Overall I read fewer books by female authors in 2013 than 2012. In 2013 I read 70 books, 5 more that 2012. 52.5 were by male authors, 17.5 were by female authors (The Tilted World was dual authored by a husband and wife). Of the 70 books I read, 10 were by Australian authors, 2 less than 2012. 25% of my reading was by female authors down from 29% in 2012.
So why did I fail? I will readily admit I could have tried harder to read more Australian women writers but there are so many books out there and so many different reasons why you chose to read a particular book at a particular time. One of the issues that I think did play a part was how books are marketed and yes I am a bookseller who does some of the marketing but publishers do have to sell to me too.

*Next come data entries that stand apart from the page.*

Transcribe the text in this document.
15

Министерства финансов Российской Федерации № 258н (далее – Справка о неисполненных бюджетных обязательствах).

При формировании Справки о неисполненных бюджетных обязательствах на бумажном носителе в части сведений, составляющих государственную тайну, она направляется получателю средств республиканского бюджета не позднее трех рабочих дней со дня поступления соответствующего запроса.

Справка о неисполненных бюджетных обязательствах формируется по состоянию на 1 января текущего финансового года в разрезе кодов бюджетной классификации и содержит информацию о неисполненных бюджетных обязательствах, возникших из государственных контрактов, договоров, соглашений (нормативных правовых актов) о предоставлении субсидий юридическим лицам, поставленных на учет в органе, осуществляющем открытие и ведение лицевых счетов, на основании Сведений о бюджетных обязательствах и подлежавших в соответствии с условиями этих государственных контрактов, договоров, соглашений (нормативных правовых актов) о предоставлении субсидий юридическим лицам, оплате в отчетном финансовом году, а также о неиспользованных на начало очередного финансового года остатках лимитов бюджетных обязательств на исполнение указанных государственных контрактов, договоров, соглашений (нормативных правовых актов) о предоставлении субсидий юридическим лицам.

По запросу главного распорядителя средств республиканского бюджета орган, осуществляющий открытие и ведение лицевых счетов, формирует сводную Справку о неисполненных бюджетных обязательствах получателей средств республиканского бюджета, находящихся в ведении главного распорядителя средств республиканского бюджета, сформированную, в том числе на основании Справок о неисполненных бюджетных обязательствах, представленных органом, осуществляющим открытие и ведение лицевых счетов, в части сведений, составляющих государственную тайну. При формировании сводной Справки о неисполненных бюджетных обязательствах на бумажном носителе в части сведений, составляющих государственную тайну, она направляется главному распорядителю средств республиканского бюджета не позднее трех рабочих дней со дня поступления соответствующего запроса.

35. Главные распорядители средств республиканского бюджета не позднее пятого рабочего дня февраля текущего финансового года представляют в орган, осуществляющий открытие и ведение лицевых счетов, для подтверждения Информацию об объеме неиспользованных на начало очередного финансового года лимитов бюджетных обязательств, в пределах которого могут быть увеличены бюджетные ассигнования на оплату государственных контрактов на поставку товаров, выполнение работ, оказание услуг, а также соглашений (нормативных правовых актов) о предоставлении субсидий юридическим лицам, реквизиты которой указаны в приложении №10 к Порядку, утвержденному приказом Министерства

One of the reasons initiatives like the Australian Women Writers Challenge and The Stella Prize was started was because of the lack of review coverage and recognition by literary awards of books by Australian female writers. However I think that while some books are marketed along gender lines this problem will not go away. Marketing affects reviewers and prize judges just as much as it does readers.
Not all books are marketed along gender lines but there are many good books that a publisher will choose to aim at a specific gender which does create a barrier towards readers of the non-targeted gender. Gender-ed marketing is most notably done through cover design. The cover is the first impression a book buyer has of a book and while we shouldn’t judge a book by its cover it does have so much influence on the first opinion of a book. A book cover can communicate many things to a reader. It can signify genre, subject, tone and can skew towards one gender or the other. (And stickers from Women’s magazines on the covers only exacerbate the problem.)
But in saying all this it is still ultimately my choice what I read. I would like my reading to be more gender balanced and I would like to read more Australian books. But ultimately I am going to read what grabs me regardless of gender and nationality.
I won’t be doing the Australian Women Writers Challenge in 2014 but I will continue to keep track of my reading to see how, where and why it changes.